Выйдя из воды, он, не стесняясь проходившего мимо катера с полной
палубой пассажиров, сверкая своей белой задницей, снял свои огромные
трусы, отжал их и вытерся ими словно полотенцем, затем, облачившись в
них, направился в свою калитку.
- Сим, я вижу в этом образе твое пенсионное будущее. Выйдешь на
пенсию, купишь себе такую же холобуду на берегу моря, и будешь обирать
отдыхающих граждан со всего Советского Союза. Чем не занятие для
бывшего флотского офицера, - фантазировал друг мой Лёха, пока катер,
набирая обороты, ложился на нужный курс в сторону Туапсе.
- До пенсии ещё дожить надо. Да и нет у меня жилки коммерческой. Не
могу я смотреть людям в глаза, если нужно их обдирать или обманывать.

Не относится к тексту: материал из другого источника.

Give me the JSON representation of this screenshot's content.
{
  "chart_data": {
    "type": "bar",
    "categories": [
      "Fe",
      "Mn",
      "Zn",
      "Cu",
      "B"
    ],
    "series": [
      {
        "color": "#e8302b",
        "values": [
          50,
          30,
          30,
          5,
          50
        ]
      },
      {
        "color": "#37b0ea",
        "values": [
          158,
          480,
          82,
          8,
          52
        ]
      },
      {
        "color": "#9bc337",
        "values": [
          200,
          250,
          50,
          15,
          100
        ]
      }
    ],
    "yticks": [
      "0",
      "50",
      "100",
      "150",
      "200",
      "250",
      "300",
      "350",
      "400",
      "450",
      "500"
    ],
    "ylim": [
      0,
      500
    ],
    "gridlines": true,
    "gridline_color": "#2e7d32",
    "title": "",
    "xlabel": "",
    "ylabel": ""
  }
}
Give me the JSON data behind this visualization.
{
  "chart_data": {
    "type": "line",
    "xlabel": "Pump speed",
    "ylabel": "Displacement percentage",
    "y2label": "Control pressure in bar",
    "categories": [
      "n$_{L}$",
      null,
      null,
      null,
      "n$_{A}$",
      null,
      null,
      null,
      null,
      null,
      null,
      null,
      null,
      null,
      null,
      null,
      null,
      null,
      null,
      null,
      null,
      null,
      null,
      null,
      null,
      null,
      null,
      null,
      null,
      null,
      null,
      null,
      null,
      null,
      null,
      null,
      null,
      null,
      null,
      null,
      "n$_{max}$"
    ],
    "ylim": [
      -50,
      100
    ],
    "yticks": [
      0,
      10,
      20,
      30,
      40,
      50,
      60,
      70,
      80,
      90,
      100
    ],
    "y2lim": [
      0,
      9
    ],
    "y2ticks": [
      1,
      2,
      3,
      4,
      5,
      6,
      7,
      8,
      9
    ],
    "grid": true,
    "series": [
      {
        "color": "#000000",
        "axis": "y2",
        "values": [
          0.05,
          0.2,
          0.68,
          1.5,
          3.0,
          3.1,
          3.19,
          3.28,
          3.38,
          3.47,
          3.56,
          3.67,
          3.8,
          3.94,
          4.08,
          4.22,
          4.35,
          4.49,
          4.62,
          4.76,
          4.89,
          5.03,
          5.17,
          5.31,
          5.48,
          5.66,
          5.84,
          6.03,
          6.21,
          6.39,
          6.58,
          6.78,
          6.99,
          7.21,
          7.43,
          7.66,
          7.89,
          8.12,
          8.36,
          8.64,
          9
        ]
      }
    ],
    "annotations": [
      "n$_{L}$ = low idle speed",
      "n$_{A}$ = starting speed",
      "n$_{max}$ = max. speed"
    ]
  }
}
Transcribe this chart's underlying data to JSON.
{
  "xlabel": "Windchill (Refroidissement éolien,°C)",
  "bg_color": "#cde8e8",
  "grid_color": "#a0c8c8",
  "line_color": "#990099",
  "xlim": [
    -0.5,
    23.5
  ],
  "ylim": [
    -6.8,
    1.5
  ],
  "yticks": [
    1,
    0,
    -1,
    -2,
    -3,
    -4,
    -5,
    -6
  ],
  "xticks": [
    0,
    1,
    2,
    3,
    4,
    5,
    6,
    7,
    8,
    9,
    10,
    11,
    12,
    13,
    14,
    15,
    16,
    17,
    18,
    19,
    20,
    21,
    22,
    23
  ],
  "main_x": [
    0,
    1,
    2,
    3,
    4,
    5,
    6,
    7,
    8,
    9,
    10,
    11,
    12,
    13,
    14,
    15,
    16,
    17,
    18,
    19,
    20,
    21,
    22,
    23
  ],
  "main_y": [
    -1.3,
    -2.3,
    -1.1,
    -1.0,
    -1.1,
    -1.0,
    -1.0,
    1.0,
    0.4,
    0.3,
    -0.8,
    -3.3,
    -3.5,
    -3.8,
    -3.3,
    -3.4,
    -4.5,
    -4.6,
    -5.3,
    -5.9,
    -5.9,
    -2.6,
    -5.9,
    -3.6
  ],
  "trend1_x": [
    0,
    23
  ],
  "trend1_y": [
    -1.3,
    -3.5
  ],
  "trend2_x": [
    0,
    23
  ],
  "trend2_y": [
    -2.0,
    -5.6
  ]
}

Я лучше сам отдам, чем у кого-то что-то отобрать, - пытался я доказать
несостоятельность Лёхиной разработки.
- Да, знаю я! Я так, брякнул просто от скуки, - зевая от недосыпа,
согласился со мной друг.
Лёха почти сразу по приезде ко мне домой, собрал свои шмотки и уехал
на перекладных поездах к себе домой. Наконец-то мать успокоилась, что
я загорелый и здоровый буду почти 10 дней до конца отпуска дома, рядом
с ней.
В доме напротив нашего, но на другом конце квартала, тоже на четвёртом
этаже, жила Танька Подшиваленко. Далековато для прямого общения, но
видно её балкон и кто на нём. Я утром вышел и просемафорил ей руками,
она увидела меня и тоже помахала в ответ, семафор был принят. Теперь
местные аборигены-одноклассники уже знали, что я приехал восвояси.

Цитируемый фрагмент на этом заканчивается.